Il racconto del mercoledì: Il cetriolo di Iacopo Russo

 Il racconto del mercoledì: Il cetriolo di Iacopo Russo

Illustrazione di Verónica Salazar

Ho sempre voluto tagliare io le verdure. Non riesco a rinunciare al suono croccante delle carote, e se lacrimo affettando la cipolla non è tanto per gli umori che rilascia, ma per il piacere di scomporre in quadratini la sua forma stratificata.

Quella sera il sole ancora non era scomparso dietro Calton Hill. D’estate, alle nostre latitudini, le giornate si dilatano e si fanno lente. Dalla finestra della cucina entravano lame di luce rosa, e persino i piatti di ceramica gettavano lunghe ombre sulla tavola, apparecchiata per quattro.

Non ricordo bene a che ora siano arrivati gli ospiti. Lui l’ho trovato più anziano di quanto Skye mi avesse descritto, mentre lei era florida e aveva due guance che sembravano fatte per essere illuminate dalla luce del tramonto. In lui ho notato la camicia bianca, classica, e, quando mi ha stretto la mano, il semplice orologio con cinturino di cuoio, uguale al mio. Mi sono venute in mente le osservazioni entusiaste di Skye, di ritorno dalle sue lezioni di neuroscienze: «Non puoi capire. Se Michael non gesticolasse così quando spiega le teorie sul multitasking, non capirei neanche la metà di quella roba».

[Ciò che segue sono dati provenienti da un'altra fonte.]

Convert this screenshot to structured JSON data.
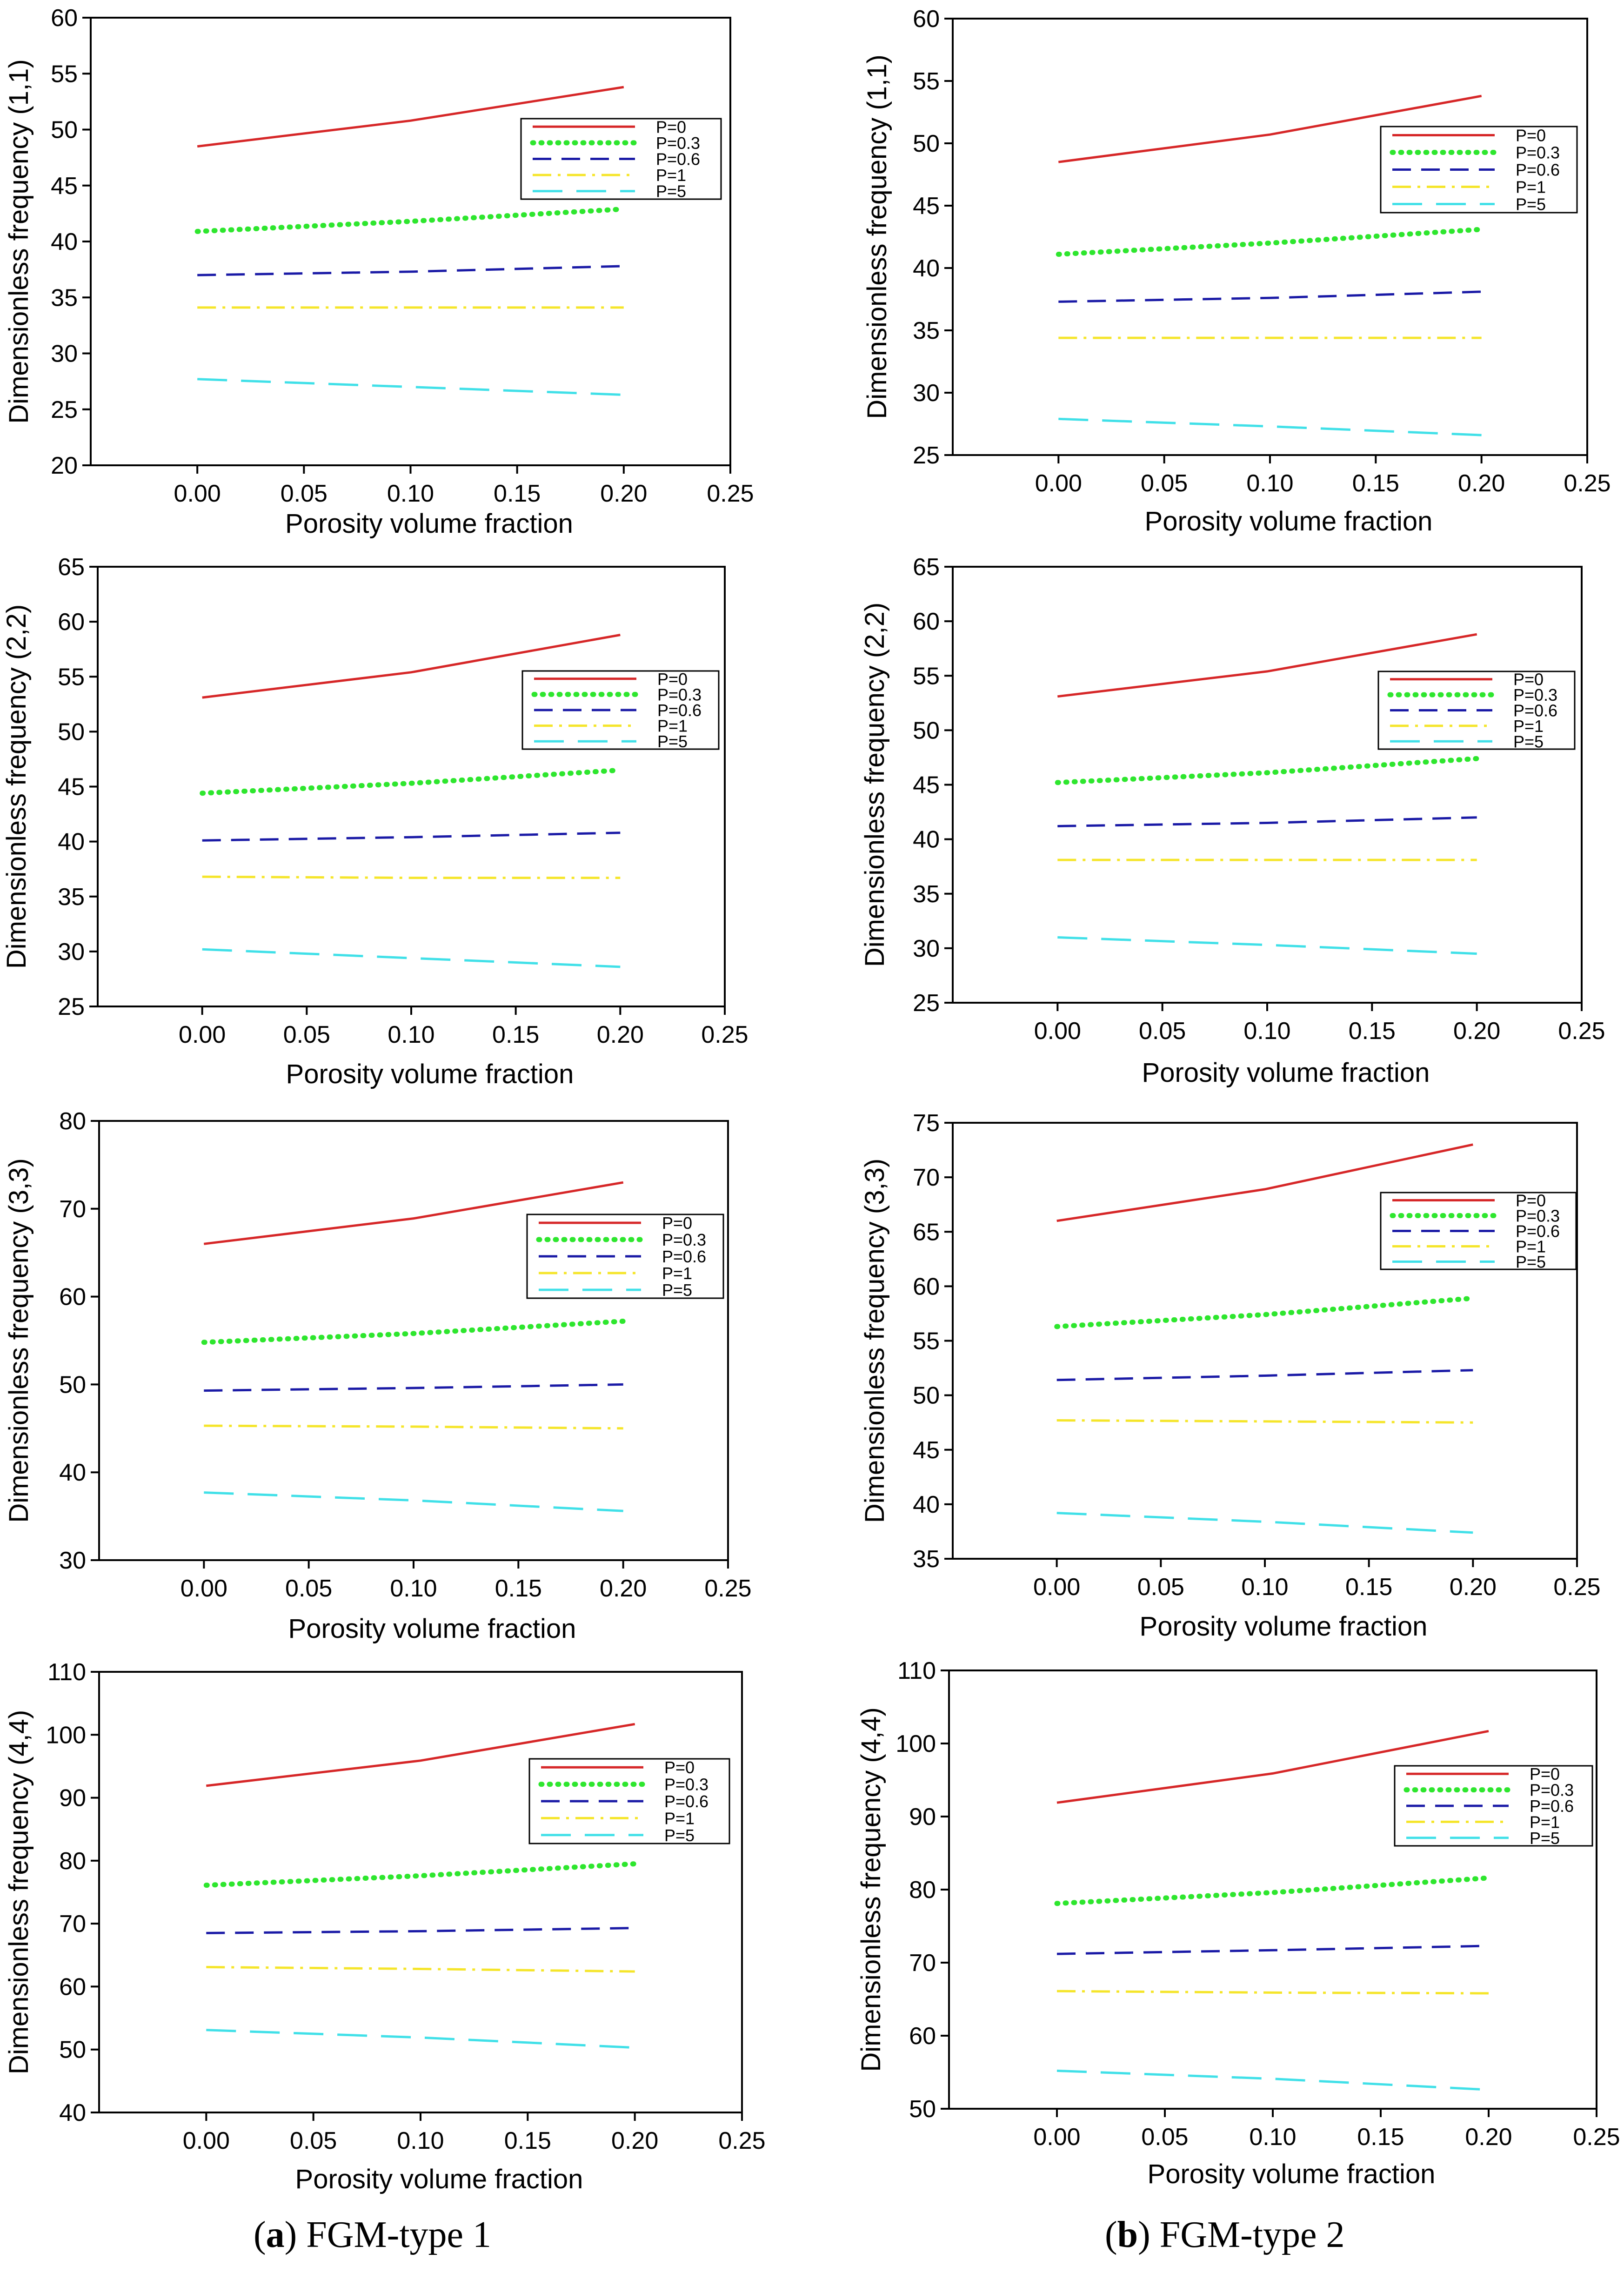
{
  "legend_labels": [
    "P=0",
    "P=0.3",
    "P=0.6",
    "P=1",
    "P=5"
  ],
  "x_ticks": [
    "0.00",
    "0.05",
    "0.10",
    "0.15",
    "0.20",
    "0.25"
  ],
  "xlabel": "Porosity volume fraction",
  "captions": {
    "a": {
      "paren_open": "(",
      "letter": "a",
      "rest": ") FGM-type 1"
    },
    "b": {
      "paren_open": "(",
      "letter": "b",
      "rest": ") FGM-type 2"
    }
  },
  "series_styles": [
    {
      "name": "P=0",
      "color": "#d62728",
      "dash": "solid"
    },
    {
      "name": "P=0.3",
      "color": "#2ee62e",
      "dash": "dotted"
    },
    {
      "name": "P=0.6",
      "color": "#1a1aa6",
      "dash": "dashed"
    },
    {
      "name": "P=1",
      "color": "#f5e52a",
      "dash": "dashdot"
    },
    {
      "name": "P=5",
      "color": "#40e0e8",
      "dash": "longdash"
    }
  ],
  "chart_data": [
    {
      "type": "line",
      "id": "a1",
      "ylabel": "Dimensionless frequency (1,1)",
      "xlabel": "Porosity volume fraction",
      "xlim": [
        -0.05,
        0.25
      ],
      "ylim": [
        20,
        60
      ],
      "y_ticks": [
        "20",
        "25",
        "30",
        "35",
        "40",
        "45",
        "50",
        "55",
        "60"
      ],
      "x": [
        0,
        0.1,
        0.2
      ],
      "series": [
        {
          "name": "P=0",
          "values": [
            48.5,
            50.8,
            53.8
          ]
        },
        {
          "name": "P=0.3",
          "values": [
            40.9,
            41.8,
            42.9
          ]
        },
        {
          "name": "P=0.6",
          "values": [
            37.0,
            37.3,
            37.8
          ]
        },
        {
          "name": "P=1",
          "values": [
            34.1,
            34.1,
            34.1
          ]
        },
        {
          "name": "P=5",
          "values": [
            27.7,
            27.0,
            26.3
          ]
        }
      ]
    },
    {
      "type": "line",
      "id": "b1",
      "ylabel": "Dimensionless frequency (1,1)",
      "xlabel": "Porosity volume fraction",
      "xlim": [
        -0.05,
        0.25
      ],
      "ylim": [
        25,
        60
      ],
      "y_ticks": [
        "25",
        "30",
        "35",
        "40",
        "45",
        "50",
        "55",
        "60"
      ],
      "x": [
        0,
        0.1,
        0.2
      ],
      "series": [
        {
          "name": "P=0",
          "values": [
            48.5,
            50.7,
            53.8
          ]
        },
        {
          "name": "P=0.3",
          "values": [
            41.1,
            42.0,
            43.1
          ]
        },
        {
          "name": "P=0.6",
          "values": [
            37.3,
            37.6,
            38.1
          ]
        },
        {
          "name": "P=1",
          "values": [
            34.4,
            34.4,
            34.4
          ]
        },
        {
          "name": "P=5",
          "values": [
            27.9,
            27.3,
            26.6
          ]
        }
      ]
    },
    {
      "type": "line",
      "id": "a2",
      "ylabel": "Dimensionless frequency (2,2)",
      "xlabel": "Porosity volume fraction",
      "xlim": [
        -0.05,
        0.25
      ],
      "ylim": [
        25,
        65
      ],
      "y_ticks": [
        "25",
        "30",
        "35",
        "40",
        "45",
        "50",
        "55",
        "60",
        "65"
      ],
      "x": [
        0,
        0.1,
        0.2
      ],
      "series": [
        {
          "name": "P=0",
          "values": [
            53.1,
            55.4,
            58.8
          ]
        },
        {
          "name": "P=0.3",
          "values": [
            44.4,
            45.3,
            46.5
          ]
        },
        {
          "name": "P=0.6",
          "values": [
            40.1,
            40.4,
            40.8
          ]
        },
        {
          "name": "P=1",
          "values": [
            36.8,
            36.7,
            36.7
          ]
        },
        {
          "name": "P=5",
          "values": [
            30.2,
            29.4,
            28.6
          ]
        }
      ]
    },
    {
      "type": "line",
      "id": "b2",
      "ylabel": "Dimensionless frequency (2,2)",
      "xlabel": "Porosity volume fraction",
      "xlim": [
        -0.05,
        0.25
      ],
      "ylim": [
        25,
        65
      ],
      "y_ticks": [
        "25",
        "30",
        "35",
        "40",
        "45",
        "50",
        "55",
        "60",
        "65"
      ],
      "x": [
        0,
        0.1,
        0.2
      ],
      "series": [
        {
          "name": "P=0",
          "values": [
            53.1,
            55.4,
            58.8
          ]
        },
        {
          "name": "P=0.3",
          "values": [
            45.2,
            46.1,
            47.4
          ]
        },
        {
          "name": "P=0.6",
          "values": [
            41.2,
            41.5,
            42.0
          ]
        },
        {
          "name": "P=1",
          "values": [
            38.1,
            38.1,
            38.1
          ]
        },
        {
          "name": "P=5",
          "values": [
            31.0,
            30.3,
            29.5
          ]
        }
      ]
    },
    {
      "type": "line",
      "id": "a3",
      "ylabel": "Dimensionless frequency (3,3)",
      "xlabel": "Porosity volume fraction",
      "xlim": [
        -0.05,
        0.25
      ],
      "ylim": [
        30,
        80
      ],
      "y_ticks": [
        "30",
        "40",
        "50",
        "60",
        "70",
        "80"
      ],
      "x": [
        0,
        0.1,
        0.2
      ],
      "series": [
        {
          "name": "P=0",
          "values": [
            66.0,
            68.9,
            73.0
          ]
        },
        {
          "name": "P=0.3",
          "values": [
            54.8,
            55.8,
            57.2
          ]
        },
        {
          "name": "P=0.6",
          "values": [
            49.3,
            49.6,
            50.0
          ]
        },
        {
          "name": "P=1",
          "values": [
            45.3,
            45.2,
            45.0
          ]
        },
        {
          "name": "P=5",
          "values": [
            37.7,
            36.8,
            35.6
          ]
        }
      ]
    },
    {
      "type": "line",
      "id": "b3",
      "ylabel": "Dimensionless frequency (3,3)",
      "xlabel": "Porosity volume fraction",
      "xlim": [
        -0.05,
        0.25
      ],
      "ylim": [
        35,
        75
      ],
      "y_ticks": [
        "35",
        "40",
        "45",
        "50",
        "55",
        "60",
        "65",
        "70",
        "75"
      ],
      "x": [
        0,
        0.1,
        0.2
      ],
      "series": [
        {
          "name": "P=0",
          "values": [
            66.0,
            68.9,
            73.0
          ]
        },
        {
          "name": "P=0.3",
          "values": [
            56.3,
            57.4,
            58.9
          ]
        },
        {
          "name": "P=0.6",
          "values": [
            51.4,
            51.8,
            52.3
          ]
        },
        {
          "name": "P=1",
          "values": [
            47.7,
            47.6,
            47.5
          ]
        },
        {
          "name": "P=5",
          "values": [
            39.2,
            38.4,
            37.4
          ]
        }
      ]
    },
    {
      "type": "line",
      "id": "a4",
      "ylabel": "Dimensionless frequency (4,4)",
      "xlabel": "Porosity volume fraction",
      "xlim": [
        -0.05,
        0.25
      ],
      "ylim": [
        40,
        110
      ],
      "y_ticks": [
        "40",
        "50",
        "60",
        "70",
        "80",
        "90",
        "100",
        "110"
      ],
      "x": [
        0,
        0.1,
        0.2
      ],
      "series": [
        {
          "name": "P=0",
          "values": [
            91.9,
            95.9,
            101.7
          ]
        },
        {
          "name": "P=0.3",
          "values": [
            76.1,
            77.6,
            79.5
          ]
        },
        {
          "name": "P=0.6",
          "values": [
            68.5,
            68.8,
            69.3
          ]
        },
        {
          "name": "P=1",
          "values": [
            63.1,
            62.8,
            62.4
          ]
        },
        {
          "name": "P=5",
          "values": [
            53.1,
            51.9,
            50.3
          ]
        }
      ]
    },
    {
      "type": "line",
      "id": "b4",
      "ylabel": "Dimensionless frequency (4,4)",
      "xlabel": "Porosity volume fraction",
      "xlim": [
        -0.05,
        0.25
      ],
      "ylim": [
        50,
        110
      ],
      "y_ticks": [
        "50",
        "60",
        "70",
        "80",
        "90",
        "100",
        "110"
      ],
      "x": [
        0,
        0.1,
        0.2
      ],
      "series": [
        {
          "name": "P=0",
          "values": [
            91.9,
            95.9,
            101.7
          ]
        },
        {
          "name": "P=0.3",
          "values": [
            78.1,
            79.6,
            81.6
          ]
        },
        {
          "name": "P=0.6",
          "values": [
            71.2,
            71.7,
            72.3
          ]
        },
        {
          "name": "P=1",
          "values": [
            66.1,
            65.9,
            65.8
          ]
        },
        {
          "name": "P=5",
          "values": [
            55.2,
            54.1,
            52.6
          ]
        }
      ]
    }
  ]
}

Gli ospiti si sono accomodati a tavola. Già è un po’ strano avere a cena l’affascinante professore della tua fidanzata, ma il problema più serio, io credo, è la cucina a vista. Uno si trova a dover fare conversazione con sconosciuti mentre affetta il cetriolo per il gin tonic. Forse è stata anche l’angolazione del tagliere, o la luce che si rifletteva sull’acciaio della cappa e mi finiva negli occhi. Quello che ricordo meglio è l’espressione sul viso di Skye. Il sangue aveva ormai cominciato a colarmi lungo tutta la mano e lei aveva uno sguardo curioso, come di rimprovero materno. Poi la stanza ha cominciato a girare, ho sentito il movimento d’aria di un braccio che cercava di afferrarmi, un tonfo e più nulla.

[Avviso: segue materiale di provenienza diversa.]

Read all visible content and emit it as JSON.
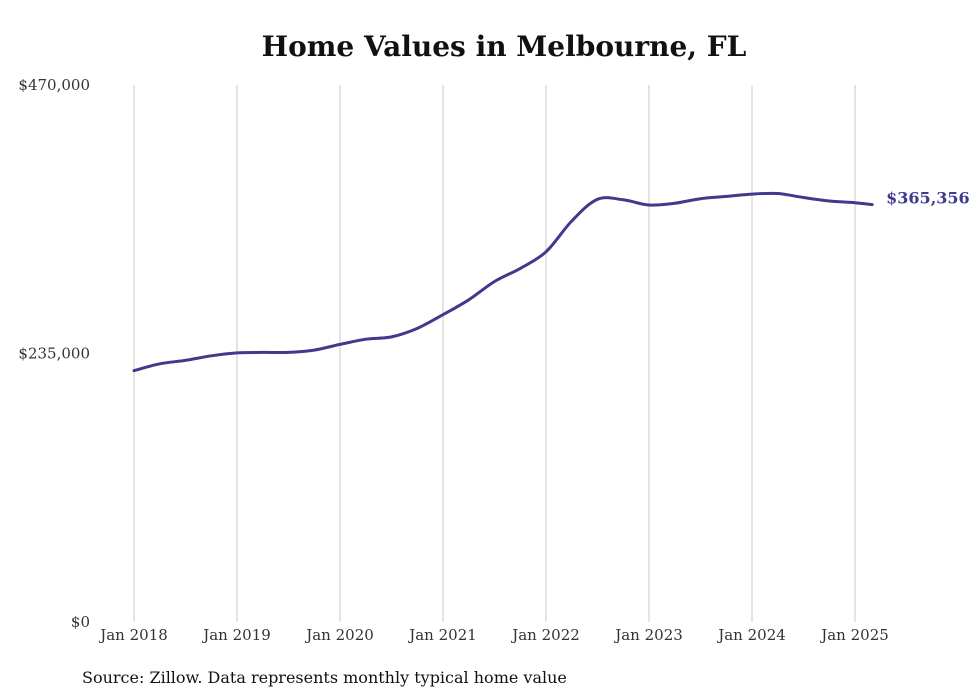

Dita morbide, intrecciate alle mie, sono la prima cosa che percepisco quando mi sveglio. La mano di Skye è nella mia, quella ancora sana. Sull’altra sento il pizzicore delle garze, e alle narici mi giunge l’odore metallico del mercurocromo. Riaffiorano i ricordi: camicia bianca, orologio, cetriolo, sangue. Apro gli occhi, li fisso subito in quelli di Skye, confidando che le mie iridi sapranno esprimerle le mie scuse. Ho rovinato una serata che attendeva da tanto. Lei, avendo cura di non perdere il contatto fra i nostri sguardi, si infila una mano in tasca. Quando la tira fuori vedo che regge un tronco di cetriolo, coperto da piccole macchie rosso bruno: «Anche lui non se la passa bene» ride.

I miei occhi invece si fanno umidi, proprio come quando affetto una cipolla.